Experimental Multiple Myeloma Drug Safe and Effective in Trials

Daratumumab monotherapy slows disease progression a year after treatment.

An investigational drug for multiple myeloma may soon offer a much needed treatment option for patients with the disease.

A study published in the New England Journal of Medicine reported promising results from an initial phase 1/2 trial evaluating daratumumab monotherapy in patients with relapsed or refractory multiple myeloma. Of these patients, 64% were refractory to the current multiple myeloma standard of care treatments with proteasome inhibitors and immunomodulatory drugs.

Part 1 of the trial enrolled 32 patients in a dose-escalation study of weekly doses of daratumumab between 0.005 and 24 mg/kg. Part 2 included 72 patients who received 16 mg/kg daratumumab. Patients treated with 16 mg/kg of daratumumab had a median of 4 previous lines of therapy.
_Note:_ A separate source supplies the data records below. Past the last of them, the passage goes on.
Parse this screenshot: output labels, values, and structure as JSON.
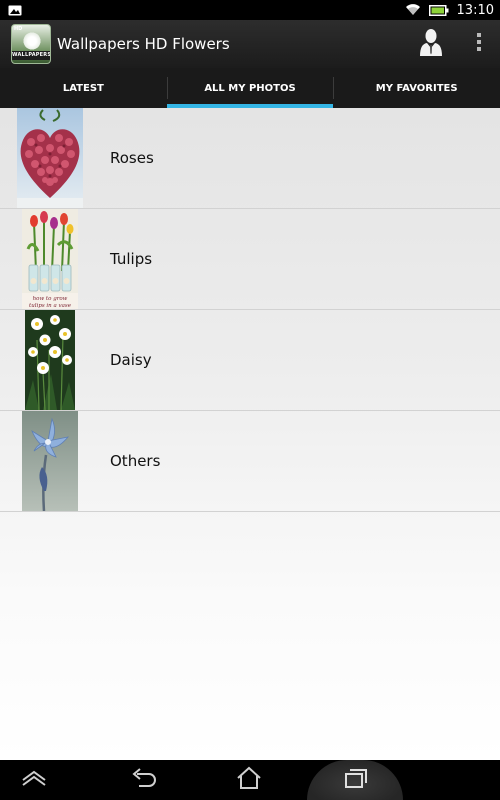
{
  "status_bar": {
    "time": "13:10",
    "icons": [
      "picture-icon",
      "wifi-icon",
      "battery-icon"
    ]
  },
  "action_bar": {
    "app_icon": {
      "badge": "HD",
      "ribbon_text": "WALLPAPERS"
    },
    "title": "Wallpapers HD Flowers",
    "buttons": [
      "person-icon",
      "overflow-menu-icon"
    ]
  },
  "tabs": [
    {
      "label": "LATEST",
      "active": false
    },
    {
      "label": "ALL MY PHOTOS",
      "active": true
    },
    {
      "label": "MY FAVORITES",
      "active": false
    }
  ],
  "accent_color": "#33b5e5",
  "categories": [
    {
      "label": "Roses",
      "thumbnail": "rose-heart-image"
    },
    {
      "label": "Tulips",
      "thumbnail": "tulips-vase-image",
      "thumbnail_caption": "how to grow tulips in a vase"
    },
    {
      "label": "Daisy",
      "thumbnail": "daisy-image"
    },
    {
      "label": "Others",
      "thumbnail": "blue-flower-image"
    }
  ],
  "nav_bar": {
    "buttons": [
      "home-up-icon",
      "back-icon",
      "home-icon",
      "recent-apps-icon"
    ]
  }
}
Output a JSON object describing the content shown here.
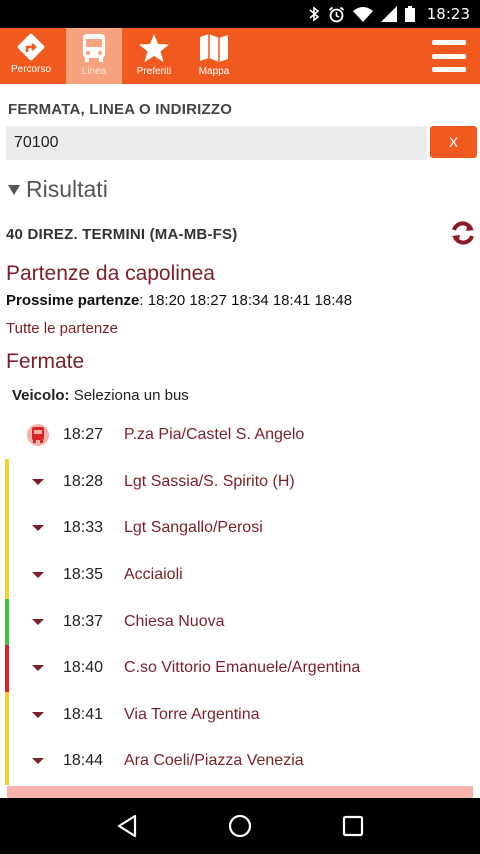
{
  "status_bar": {
    "time": "18:23"
  },
  "nav": {
    "tabs": [
      {
        "label": "Percorso",
        "icon": "directions-icon"
      },
      {
        "label": "Linea",
        "icon": "bus-icon"
      },
      {
        "label": "Preferiti",
        "icon": "star-icon"
      },
      {
        "label": "Mappa",
        "icon": "map-icon"
      }
    ],
    "active_tab": "Linea",
    "accent_color": "#f05a1e"
  },
  "search": {
    "label": "FERMATA, LINEA O INDIRIZZO",
    "value": "70100",
    "clear_label": "X"
  },
  "results": {
    "header": "Risultati",
    "line_title": "40 DIREZ. TERMINI (MA-MB-FS)",
    "departures_heading": "Partenze da capolinea",
    "next_departures_label": "Prossime partenze",
    "next_departures_times": ": 18:20 18:27 18:34 18:41 18:48",
    "all_departures_link": "Tutte le partenze",
    "stops_heading": "Fermate",
    "vehicle_label": "Veicolo:",
    "vehicle_value": " Seleziona un bus",
    "stops": [
      {
        "time": "18:27",
        "name": "P.za Pia/Castel S. Angelo",
        "marker": "bus",
        "bar_color": ""
      },
      {
        "time": "18:28",
        "name": "Lgt Sassia/S. Spirito (H)",
        "marker": "arrow",
        "bar_color": "#f2d12e"
      },
      {
        "time": "18:33",
        "name": "Lgt Sangallo/Perosi",
        "marker": "arrow",
        "bar_color": "#f2d12e"
      },
      {
        "time": "18:35",
        "name": "Acciaioli",
        "marker": "arrow",
        "bar_color": "#f2d12e"
      },
      {
        "time": "18:37",
        "name": "Chiesa Nuova",
        "marker": "arrow",
        "bar_color": "#3cc23c"
      },
      {
        "time": "18:40",
        "name": "C.so Vittorio Emanuele/Argentina",
        "marker": "arrow",
        "bar_color": "#d9252a"
      },
      {
        "time": "18:41",
        "name": "Via Torre Argentina",
        "marker": "arrow",
        "bar_color": "#f2d12e"
      },
      {
        "time": "18:44",
        "name": "Ara Coeli/Piazza Venezia",
        "marker": "arrow",
        "bar_color": "#f2d12e"
      }
    ]
  }
}
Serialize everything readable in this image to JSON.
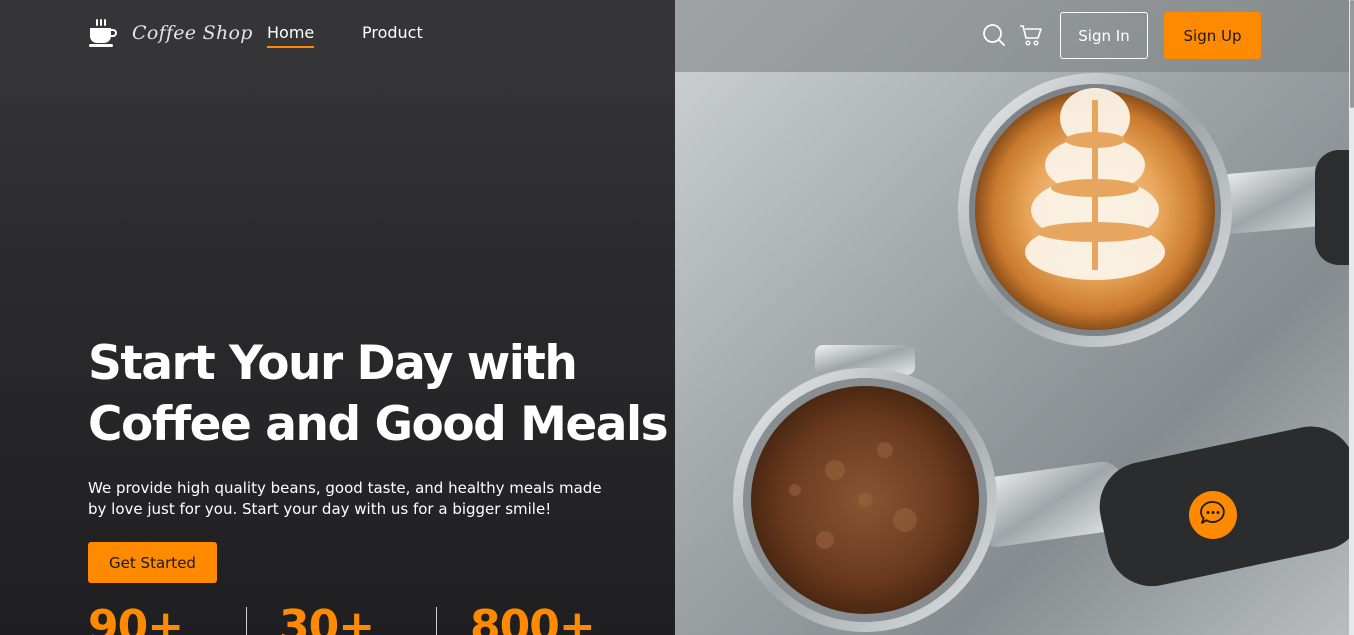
{
  "brand": {
    "name": "Coffee Shop",
    "accent": "#ff8a00"
  },
  "nav": {
    "items": [
      {
        "label": "Home",
        "active": true
      },
      {
        "label": "Product",
        "active": false
      }
    ]
  },
  "header_actions": {
    "search_icon": "search-icon",
    "cart_icon": "cart-icon",
    "sign_in": "Sign In",
    "sign_up": "Sign Up"
  },
  "hero": {
    "title_line1": "Start Your Day with",
    "title_line2": "Coffee and Good Meals",
    "description_line1": "We provide high quality beans, good taste, and healthy meals made",
    "description_line2": "by love just for you. Start your day with us for a bigger smile!",
    "cta": "Get Started"
  },
  "stats": [
    {
      "value": "90+"
    },
    {
      "value": "30+"
    },
    {
      "value": "800+"
    }
  ],
  "chat": {
    "icon": "chat-bubble-icon"
  }
}
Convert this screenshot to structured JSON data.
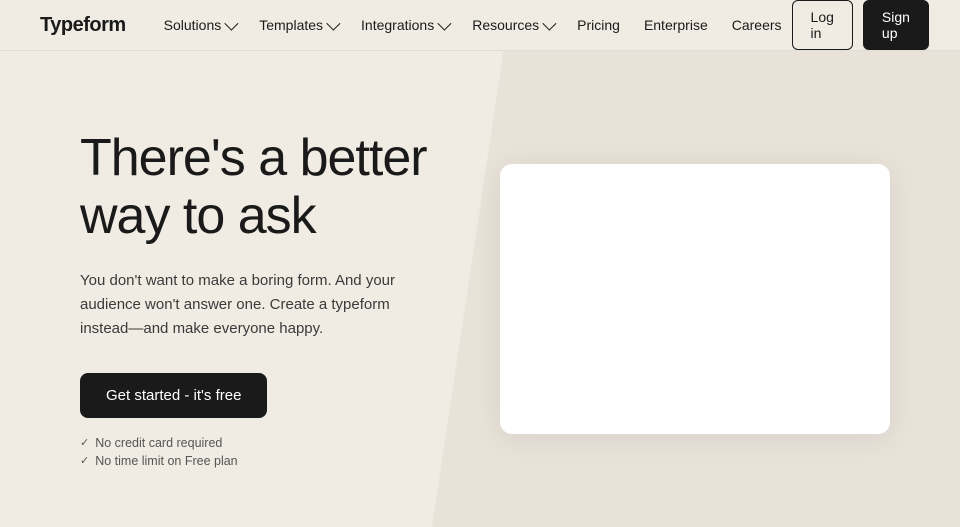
{
  "brand": {
    "logo": "Typeform"
  },
  "nav": {
    "links": [
      {
        "label": "Solutions",
        "has_dropdown": true
      },
      {
        "label": "Templates",
        "has_dropdown": true
      },
      {
        "label": "Integrations",
        "has_dropdown": true
      },
      {
        "label": "Resources",
        "has_dropdown": true
      },
      {
        "label": "Pricing",
        "has_dropdown": false
      },
      {
        "label": "Enterprise",
        "has_dropdown": false
      },
      {
        "label": "Careers",
        "has_dropdown": false
      }
    ],
    "login_label": "Log in",
    "signup_label": "Sign up"
  },
  "hero": {
    "title": "There's a better way to ask",
    "description": "You don't want to make a boring form. And your audience won't answer one. Create a typeform instead—and make everyone happy.",
    "cta_label": "Get started - it's free",
    "checks": [
      "No credit card required",
      "No time limit on Free plan"
    ]
  }
}
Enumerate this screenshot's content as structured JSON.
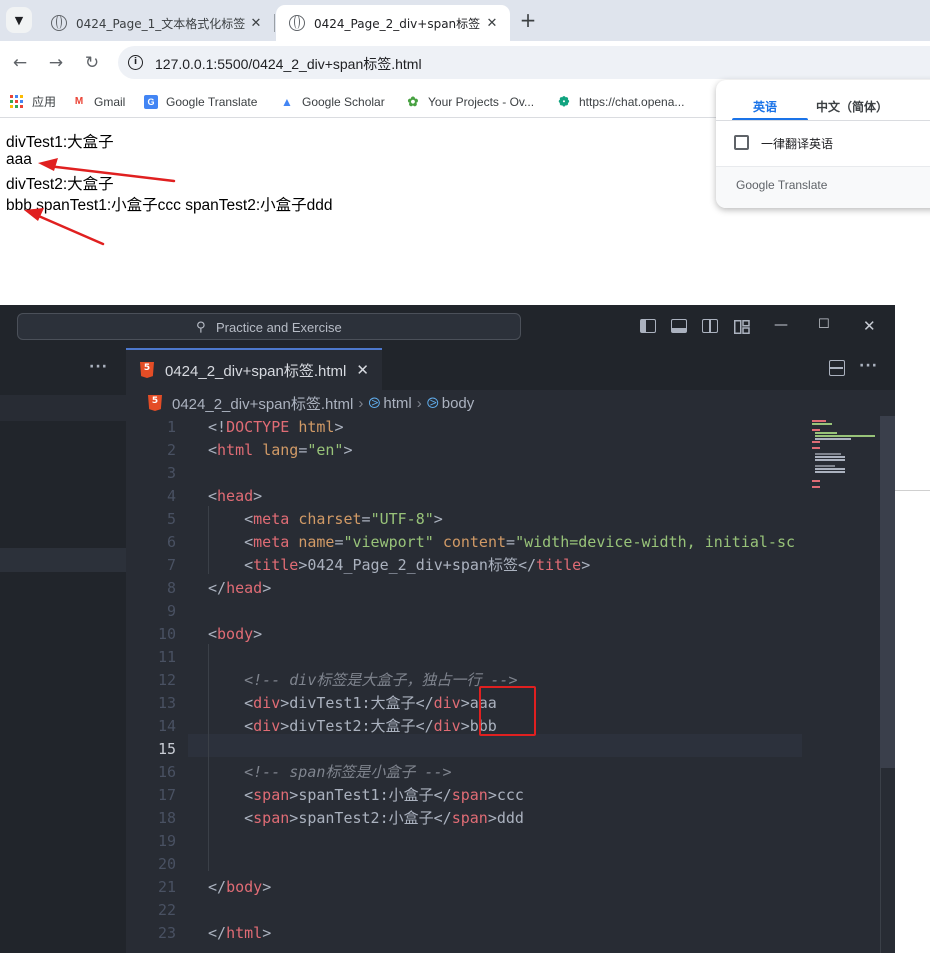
{
  "browser": {
    "tabs": [
      {
        "title": "0424_Page_1_文本格式化标签",
        "active": false
      },
      {
        "title": "0424_Page_2_div+span标签",
        "active": true
      }
    ],
    "url": "127.0.0.1:5500/0424_2_div+span标签.html",
    "bookmarks": [
      {
        "label": "应用",
        "icon": "apps-grid-icon"
      },
      {
        "label": "Gmail",
        "icon": "gmail-icon"
      },
      {
        "label": "Google Translate",
        "icon": "google-translate-icon"
      },
      {
        "label": "Google Scholar",
        "icon": "google-scholar-icon"
      },
      {
        "label": "Your Projects - Ov...",
        "icon": "overleaf-icon"
      },
      {
        "label": "https://chat.opena...",
        "icon": "openai-icon"
      }
    ]
  },
  "page": {
    "lines": [
      "divTest1:大盒子",
      "aaa",
      "divTest2:大盒子",
      "bbb spanTest1:小盒子ccc spanTest2:小盒子ddd"
    ]
  },
  "translate_popup": {
    "tab_english": "英语",
    "tab_chinese": "中文（简体）",
    "checkbox_label": "一律翻译英语",
    "brand": "Google Translate"
  },
  "vscode": {
    "search": "Practice and Exercise",
    "tab_title": "0424_2_div+span标签.html",
    "breadcrumb": [
      "0424_2_div+span标签.html",
      "html",
      "body"
    ],
    "line_numbers": [
      "1",
      "2",
      "3",
      "4",
      "5",
      "6",
      "7",
      "8",
      "9",
      "10",
      "11",
      "12",
      "13",
      "14",
      "15",
      "16",
      "17",
      "18",
      "19",
      "20",
      "21",
      "22",
      "23"
    ],
    "active_line": "15"
  },
  "colors": {
    "annotation_red": "#e02020",
    "tab_accent": "#4d78cc",
    "editor_bg": "#282c34"
  }
}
The results of the trial showed a 36% response rate among patients in the group receiving 16 mg/kg of daratumumab, with responses to the drug deepening over time, the researchers wrote. Twelve months after the start of treatment, 65% of the patients who responded to treatment were still progression-free.

The most common adverse events associated with daratumumab were pneumonia and thrombocytopenia. Reactions were mild and there were no dose-dependent adverse events. Additionally, there was no maximum tolerated dose identified up to 24 mg/kg during part 1 of the trial.

"Patients who have relapsed or refractory multiple myeloma currently have very limited treatment options,” said Jan van de Winkel, PhD, chief executive officer of Genmab. “The results from this first-in-human study of daratumumab, presented in full in The NEJM, show an impressive response rate and duration of response, particularly when you consider that patients in the study had received a large number of prior treatments."